Most businesses hire at least some independent contractors. Since you’ll probably need to issue far fewer Forms 1099-MISC than W-2s, it’s easier to get the ball rolling on your 1099-MISC year-end procedures. Here’s what you need to know.

Form 1099-K. If you’ve paid for independent contractors’ services with a credit card, debit card, gift card or used another electronic payment medium (e.g., PayPal), you no longer need to send them Forms 1099-MISC. Instead, the payment settlement entity (usually the bank that’s contractually obligated to pay the payee) sends them Form 1099-K.

TIN truncation. Earlier this year, the IRS announced it is extending the Taxpayer Identification Number (TIN) truncation pilot program through 2012 (i.e., for 1099s that are filed in 2013). Payees’ TINs may be truncated on their paper copies only; forms filed with the IRS must contain their full TINs. Under the truncation procedure, the first five digits are replaced with either asterisks or Xs: ***-**-1234 or XXX-XX-1234.

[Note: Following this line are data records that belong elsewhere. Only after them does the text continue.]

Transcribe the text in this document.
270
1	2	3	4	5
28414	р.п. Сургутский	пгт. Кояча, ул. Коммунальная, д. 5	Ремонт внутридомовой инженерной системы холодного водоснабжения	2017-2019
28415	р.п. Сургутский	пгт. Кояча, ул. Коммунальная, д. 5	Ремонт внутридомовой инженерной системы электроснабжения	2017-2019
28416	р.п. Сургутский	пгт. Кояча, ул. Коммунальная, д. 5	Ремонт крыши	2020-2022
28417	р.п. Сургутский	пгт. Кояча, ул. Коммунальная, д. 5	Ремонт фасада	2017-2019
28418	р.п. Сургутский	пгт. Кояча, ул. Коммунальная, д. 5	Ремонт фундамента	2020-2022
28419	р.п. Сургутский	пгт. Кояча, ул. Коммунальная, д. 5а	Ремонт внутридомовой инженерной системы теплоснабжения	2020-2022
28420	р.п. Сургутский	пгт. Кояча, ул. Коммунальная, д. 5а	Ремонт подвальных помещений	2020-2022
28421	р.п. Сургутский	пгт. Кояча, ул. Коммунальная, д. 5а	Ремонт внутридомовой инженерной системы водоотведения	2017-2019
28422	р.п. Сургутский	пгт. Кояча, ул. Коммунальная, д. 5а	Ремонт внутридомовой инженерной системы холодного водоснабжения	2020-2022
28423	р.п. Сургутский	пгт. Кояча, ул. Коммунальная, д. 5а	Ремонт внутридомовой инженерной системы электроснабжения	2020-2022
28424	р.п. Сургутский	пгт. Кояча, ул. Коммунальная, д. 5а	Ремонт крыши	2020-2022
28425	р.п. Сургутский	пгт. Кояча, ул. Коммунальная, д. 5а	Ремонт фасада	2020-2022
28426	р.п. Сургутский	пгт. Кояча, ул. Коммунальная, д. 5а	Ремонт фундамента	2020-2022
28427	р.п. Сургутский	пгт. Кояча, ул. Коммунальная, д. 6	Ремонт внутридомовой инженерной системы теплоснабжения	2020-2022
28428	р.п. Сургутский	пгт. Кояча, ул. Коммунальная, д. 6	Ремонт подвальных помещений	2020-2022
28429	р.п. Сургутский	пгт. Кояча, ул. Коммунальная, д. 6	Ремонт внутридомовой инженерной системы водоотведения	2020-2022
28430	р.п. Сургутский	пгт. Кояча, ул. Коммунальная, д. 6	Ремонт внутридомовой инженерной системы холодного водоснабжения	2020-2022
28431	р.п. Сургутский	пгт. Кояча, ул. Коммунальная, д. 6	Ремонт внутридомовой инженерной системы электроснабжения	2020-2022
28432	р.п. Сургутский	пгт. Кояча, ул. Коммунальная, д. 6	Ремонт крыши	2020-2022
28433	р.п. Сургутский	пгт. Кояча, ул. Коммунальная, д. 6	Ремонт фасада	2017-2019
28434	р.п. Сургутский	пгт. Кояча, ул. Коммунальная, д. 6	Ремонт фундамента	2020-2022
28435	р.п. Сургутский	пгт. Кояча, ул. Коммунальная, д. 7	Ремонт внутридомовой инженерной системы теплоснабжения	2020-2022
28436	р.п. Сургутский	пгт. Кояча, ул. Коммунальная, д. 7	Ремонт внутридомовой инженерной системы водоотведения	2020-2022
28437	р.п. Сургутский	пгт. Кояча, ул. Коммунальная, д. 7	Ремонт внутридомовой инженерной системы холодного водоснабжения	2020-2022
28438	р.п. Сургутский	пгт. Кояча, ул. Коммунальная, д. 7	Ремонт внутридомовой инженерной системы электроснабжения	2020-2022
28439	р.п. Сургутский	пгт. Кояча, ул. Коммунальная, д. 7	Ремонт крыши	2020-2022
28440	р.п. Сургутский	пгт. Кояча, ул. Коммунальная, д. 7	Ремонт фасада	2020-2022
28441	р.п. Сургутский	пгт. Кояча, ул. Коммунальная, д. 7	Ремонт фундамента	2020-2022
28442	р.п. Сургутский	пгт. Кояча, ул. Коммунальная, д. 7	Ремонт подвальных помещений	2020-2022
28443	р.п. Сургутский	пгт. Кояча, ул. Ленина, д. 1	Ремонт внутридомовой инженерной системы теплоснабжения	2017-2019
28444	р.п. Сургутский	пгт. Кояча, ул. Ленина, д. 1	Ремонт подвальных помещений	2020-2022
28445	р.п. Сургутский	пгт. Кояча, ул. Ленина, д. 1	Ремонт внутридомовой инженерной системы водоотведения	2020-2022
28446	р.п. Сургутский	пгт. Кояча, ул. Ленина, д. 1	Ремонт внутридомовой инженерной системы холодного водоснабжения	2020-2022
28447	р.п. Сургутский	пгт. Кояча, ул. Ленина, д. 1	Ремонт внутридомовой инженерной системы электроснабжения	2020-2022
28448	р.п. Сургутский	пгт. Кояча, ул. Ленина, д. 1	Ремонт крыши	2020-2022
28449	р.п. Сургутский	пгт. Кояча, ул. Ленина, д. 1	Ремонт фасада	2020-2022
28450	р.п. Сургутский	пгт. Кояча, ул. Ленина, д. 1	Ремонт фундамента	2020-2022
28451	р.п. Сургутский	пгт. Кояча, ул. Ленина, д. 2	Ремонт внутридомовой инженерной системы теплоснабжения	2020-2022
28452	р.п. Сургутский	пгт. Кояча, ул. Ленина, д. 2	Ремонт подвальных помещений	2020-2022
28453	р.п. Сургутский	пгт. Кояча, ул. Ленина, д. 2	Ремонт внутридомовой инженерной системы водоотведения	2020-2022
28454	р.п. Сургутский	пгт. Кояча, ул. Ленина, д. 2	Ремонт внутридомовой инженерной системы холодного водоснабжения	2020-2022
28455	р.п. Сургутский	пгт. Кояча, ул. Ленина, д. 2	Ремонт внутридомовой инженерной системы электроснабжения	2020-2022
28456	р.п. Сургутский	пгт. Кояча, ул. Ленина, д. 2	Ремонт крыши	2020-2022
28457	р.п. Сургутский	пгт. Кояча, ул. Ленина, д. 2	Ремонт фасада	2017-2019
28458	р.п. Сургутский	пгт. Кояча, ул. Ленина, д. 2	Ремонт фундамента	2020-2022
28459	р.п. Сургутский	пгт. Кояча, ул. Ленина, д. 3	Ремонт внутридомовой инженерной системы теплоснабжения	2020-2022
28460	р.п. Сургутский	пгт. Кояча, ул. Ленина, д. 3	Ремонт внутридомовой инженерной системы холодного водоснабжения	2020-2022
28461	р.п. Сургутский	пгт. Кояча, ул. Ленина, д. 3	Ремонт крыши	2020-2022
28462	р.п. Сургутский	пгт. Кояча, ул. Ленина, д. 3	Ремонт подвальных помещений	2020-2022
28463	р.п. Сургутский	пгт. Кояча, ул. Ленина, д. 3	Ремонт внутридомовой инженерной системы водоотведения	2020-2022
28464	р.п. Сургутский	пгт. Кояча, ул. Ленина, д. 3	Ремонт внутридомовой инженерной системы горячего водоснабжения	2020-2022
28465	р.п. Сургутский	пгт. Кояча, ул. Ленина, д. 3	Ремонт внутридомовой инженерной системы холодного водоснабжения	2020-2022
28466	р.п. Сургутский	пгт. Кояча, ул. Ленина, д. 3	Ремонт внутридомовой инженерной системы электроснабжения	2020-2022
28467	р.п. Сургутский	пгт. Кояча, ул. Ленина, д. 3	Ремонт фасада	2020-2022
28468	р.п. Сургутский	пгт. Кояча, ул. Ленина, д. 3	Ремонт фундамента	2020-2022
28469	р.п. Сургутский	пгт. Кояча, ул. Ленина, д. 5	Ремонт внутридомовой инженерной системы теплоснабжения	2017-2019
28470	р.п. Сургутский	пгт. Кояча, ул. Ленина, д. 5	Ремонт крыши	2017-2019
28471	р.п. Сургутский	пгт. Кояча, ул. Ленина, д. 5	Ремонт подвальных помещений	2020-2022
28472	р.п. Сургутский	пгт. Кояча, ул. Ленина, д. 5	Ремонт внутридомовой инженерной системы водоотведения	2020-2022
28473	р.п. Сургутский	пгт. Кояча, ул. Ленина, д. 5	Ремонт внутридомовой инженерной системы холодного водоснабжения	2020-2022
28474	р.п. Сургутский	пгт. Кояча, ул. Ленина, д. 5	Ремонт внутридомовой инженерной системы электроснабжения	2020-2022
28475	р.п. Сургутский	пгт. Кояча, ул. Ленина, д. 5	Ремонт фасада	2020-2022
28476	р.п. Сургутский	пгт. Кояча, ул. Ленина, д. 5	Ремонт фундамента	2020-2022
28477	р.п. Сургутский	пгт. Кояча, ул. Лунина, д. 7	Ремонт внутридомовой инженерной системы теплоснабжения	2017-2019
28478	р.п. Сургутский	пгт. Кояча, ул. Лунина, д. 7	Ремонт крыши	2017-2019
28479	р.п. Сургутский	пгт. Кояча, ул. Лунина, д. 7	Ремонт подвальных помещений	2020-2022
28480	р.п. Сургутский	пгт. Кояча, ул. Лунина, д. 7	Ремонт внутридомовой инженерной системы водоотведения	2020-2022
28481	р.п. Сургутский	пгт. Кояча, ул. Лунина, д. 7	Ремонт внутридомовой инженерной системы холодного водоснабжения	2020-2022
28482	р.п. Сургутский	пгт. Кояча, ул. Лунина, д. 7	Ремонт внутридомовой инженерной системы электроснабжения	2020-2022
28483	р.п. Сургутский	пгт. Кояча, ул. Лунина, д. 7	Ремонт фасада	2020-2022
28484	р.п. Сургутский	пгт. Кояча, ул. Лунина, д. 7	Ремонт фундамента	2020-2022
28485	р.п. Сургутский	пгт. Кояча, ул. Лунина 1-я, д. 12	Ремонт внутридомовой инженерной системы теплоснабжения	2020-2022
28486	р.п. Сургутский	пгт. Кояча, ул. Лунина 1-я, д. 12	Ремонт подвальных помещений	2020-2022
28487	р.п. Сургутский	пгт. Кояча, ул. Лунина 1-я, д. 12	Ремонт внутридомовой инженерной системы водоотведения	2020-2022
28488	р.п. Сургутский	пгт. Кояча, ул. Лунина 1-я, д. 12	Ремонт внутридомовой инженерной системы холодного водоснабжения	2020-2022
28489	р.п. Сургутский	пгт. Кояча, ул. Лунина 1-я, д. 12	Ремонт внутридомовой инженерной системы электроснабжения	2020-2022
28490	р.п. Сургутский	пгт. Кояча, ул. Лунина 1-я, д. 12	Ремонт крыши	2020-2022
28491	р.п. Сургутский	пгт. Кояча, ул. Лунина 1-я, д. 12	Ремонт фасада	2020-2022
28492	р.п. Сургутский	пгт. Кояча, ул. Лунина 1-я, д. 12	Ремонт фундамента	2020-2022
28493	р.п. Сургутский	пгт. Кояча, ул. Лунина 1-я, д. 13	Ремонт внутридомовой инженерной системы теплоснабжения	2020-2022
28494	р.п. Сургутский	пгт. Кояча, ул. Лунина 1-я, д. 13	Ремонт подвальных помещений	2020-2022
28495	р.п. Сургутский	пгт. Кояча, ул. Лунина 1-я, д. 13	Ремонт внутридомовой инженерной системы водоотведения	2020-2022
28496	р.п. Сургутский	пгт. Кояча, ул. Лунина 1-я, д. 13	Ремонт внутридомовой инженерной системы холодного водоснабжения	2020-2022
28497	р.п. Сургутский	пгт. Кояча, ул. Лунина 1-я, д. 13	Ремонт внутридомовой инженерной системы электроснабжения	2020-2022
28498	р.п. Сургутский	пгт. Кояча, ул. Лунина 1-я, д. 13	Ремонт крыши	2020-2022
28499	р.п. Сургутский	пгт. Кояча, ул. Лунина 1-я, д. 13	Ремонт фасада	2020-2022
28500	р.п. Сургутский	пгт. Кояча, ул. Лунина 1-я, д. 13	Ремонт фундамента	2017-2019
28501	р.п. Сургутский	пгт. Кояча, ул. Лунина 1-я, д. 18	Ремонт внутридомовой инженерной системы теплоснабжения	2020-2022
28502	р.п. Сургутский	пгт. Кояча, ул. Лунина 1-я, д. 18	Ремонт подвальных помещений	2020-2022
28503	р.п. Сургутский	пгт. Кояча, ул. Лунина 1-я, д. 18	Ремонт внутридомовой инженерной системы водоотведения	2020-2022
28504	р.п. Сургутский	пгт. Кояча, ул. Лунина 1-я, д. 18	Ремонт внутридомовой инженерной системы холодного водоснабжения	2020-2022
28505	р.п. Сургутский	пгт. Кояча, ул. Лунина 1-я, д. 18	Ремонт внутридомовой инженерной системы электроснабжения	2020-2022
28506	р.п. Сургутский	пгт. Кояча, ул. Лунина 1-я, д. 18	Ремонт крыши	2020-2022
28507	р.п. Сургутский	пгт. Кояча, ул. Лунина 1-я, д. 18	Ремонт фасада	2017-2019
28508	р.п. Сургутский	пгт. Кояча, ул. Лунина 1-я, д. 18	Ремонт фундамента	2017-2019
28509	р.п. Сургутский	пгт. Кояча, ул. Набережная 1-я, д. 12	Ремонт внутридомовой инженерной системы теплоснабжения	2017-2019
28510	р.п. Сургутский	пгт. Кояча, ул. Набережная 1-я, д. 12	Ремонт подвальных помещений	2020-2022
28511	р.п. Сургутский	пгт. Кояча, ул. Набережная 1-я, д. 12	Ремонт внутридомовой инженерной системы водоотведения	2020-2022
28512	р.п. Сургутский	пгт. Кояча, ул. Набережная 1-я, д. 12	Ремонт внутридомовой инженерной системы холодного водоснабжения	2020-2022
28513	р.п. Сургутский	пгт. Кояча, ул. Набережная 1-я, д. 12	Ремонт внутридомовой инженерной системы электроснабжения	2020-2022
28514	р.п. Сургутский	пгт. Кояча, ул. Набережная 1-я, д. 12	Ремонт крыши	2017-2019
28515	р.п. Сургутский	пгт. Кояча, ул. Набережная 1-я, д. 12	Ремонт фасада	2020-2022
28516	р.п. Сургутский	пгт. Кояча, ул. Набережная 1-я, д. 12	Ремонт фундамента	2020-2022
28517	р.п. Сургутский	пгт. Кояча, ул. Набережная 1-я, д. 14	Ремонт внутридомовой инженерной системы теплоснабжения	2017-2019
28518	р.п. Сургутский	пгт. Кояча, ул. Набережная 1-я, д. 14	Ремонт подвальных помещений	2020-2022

Year-end to-do list. If you paid noncorporate service providers at least $600 in cash for services this year, you must provide them with Form 1099-MISC by Jan. 31, 2012. Forms may be provided to recipients electronically, if they consent. Don’t overlook these potential recipients:

  • Outside accountants and lawyers
  • Auto mechanics and service stations that repair company cars
  • Plumbers, electricians, painters, carpenters, tech consultants or office cleaners
  • Equipment lessors and repair people
  • Office and company car lessors.

INK ON INC: The words “Corporation,” “Corp.,” “Incorporated” or “Inc.” on service pro­viders’ letterheads, business cards or invoices mean they’re corporations, so no 1099-MISC reporting is necessary. Hitch: If “Company” or “LLC” is used, you’re not off the 1099 hook. You must also provide forms to sole proprietorships, partnerships and attorneys who do business as corporations.

Bottom line: You can’t go wrong sending out more 1099s than are required, but you set yourself up for penalties by sending out fewer.